Likewise, French accordionist Richard Galliano is something of a legend: He spent his early years in Paris striving to establish his instrument in the field of jazz, paving the way for others while adding musette elements on the advice of his friend, Astor Piazzolla. Sharing a love for experimentation, Carter and Galliano have been sporadically playing together for decades now, issuing an intimate live recording of the two of them jamming in Paris in 1990, Panamanhattan. Still thriving, the duo is now revived and on the road again touring Europe; as always, neither Carter nor Galliano pander to any expectations when it comes to their respective instruments.

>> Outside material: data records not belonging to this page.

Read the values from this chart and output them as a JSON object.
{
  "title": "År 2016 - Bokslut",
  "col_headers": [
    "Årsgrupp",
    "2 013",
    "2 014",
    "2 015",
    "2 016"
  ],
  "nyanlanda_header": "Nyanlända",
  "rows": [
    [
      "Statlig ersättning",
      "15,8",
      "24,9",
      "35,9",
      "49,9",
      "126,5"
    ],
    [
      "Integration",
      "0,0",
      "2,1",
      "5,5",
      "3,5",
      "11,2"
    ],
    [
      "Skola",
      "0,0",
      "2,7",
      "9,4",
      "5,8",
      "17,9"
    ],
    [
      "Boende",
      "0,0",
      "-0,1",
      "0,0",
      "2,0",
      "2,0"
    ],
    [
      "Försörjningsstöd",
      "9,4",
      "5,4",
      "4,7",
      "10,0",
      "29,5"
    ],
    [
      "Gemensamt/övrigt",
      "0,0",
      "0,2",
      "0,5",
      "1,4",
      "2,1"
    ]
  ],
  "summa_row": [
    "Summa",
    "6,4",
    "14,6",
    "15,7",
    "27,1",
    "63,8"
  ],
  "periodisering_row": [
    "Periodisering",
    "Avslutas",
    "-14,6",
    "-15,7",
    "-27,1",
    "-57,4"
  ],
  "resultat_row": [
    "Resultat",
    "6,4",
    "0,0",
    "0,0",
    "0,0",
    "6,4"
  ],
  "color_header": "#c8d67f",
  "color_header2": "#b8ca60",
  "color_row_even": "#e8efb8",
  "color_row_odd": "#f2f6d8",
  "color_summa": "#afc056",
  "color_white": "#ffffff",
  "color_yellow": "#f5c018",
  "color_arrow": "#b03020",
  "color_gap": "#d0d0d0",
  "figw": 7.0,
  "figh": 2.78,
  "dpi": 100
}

Rather than diving into fusion and the avant-garde experimentalism at the end of the 1960s – as many did after Miles Davis’ game-changing Bitches Brew – Carter remained committed to transforming the double bass from a bit player to a leading voice in jazz: A melodic testament to Carter’s origins as a classical cellist before that path was cut short by racial prejudice in the United States at the time. He has since embarked on a successful career on cello as well.
In conjunction with Galliano’s Parisian influences, the nature of jazz’s international language has rarely been more distinct. With his accordion, Galliano can conjure tones and phrases akin to solo trumpeters, while Carter often imbues his strings with equal parts baroque melodicism and smoky jazz dive cool. Few duos have more to say about the deep connection between European tradition and American jazz.
Even at this later stage in such illustrious careers, the magnitude of a humble double bass and accordion playing in a room as vast and ornate as the Konzerthaus’ Großer Saal is stirring. Refusing to yield or relent, continuing to improvise and compose new material some six decades down thoroughly unusual paths – it’s undeniably impressive. And yet, it’s the intimate persona of their music that remains its most winsome aspect.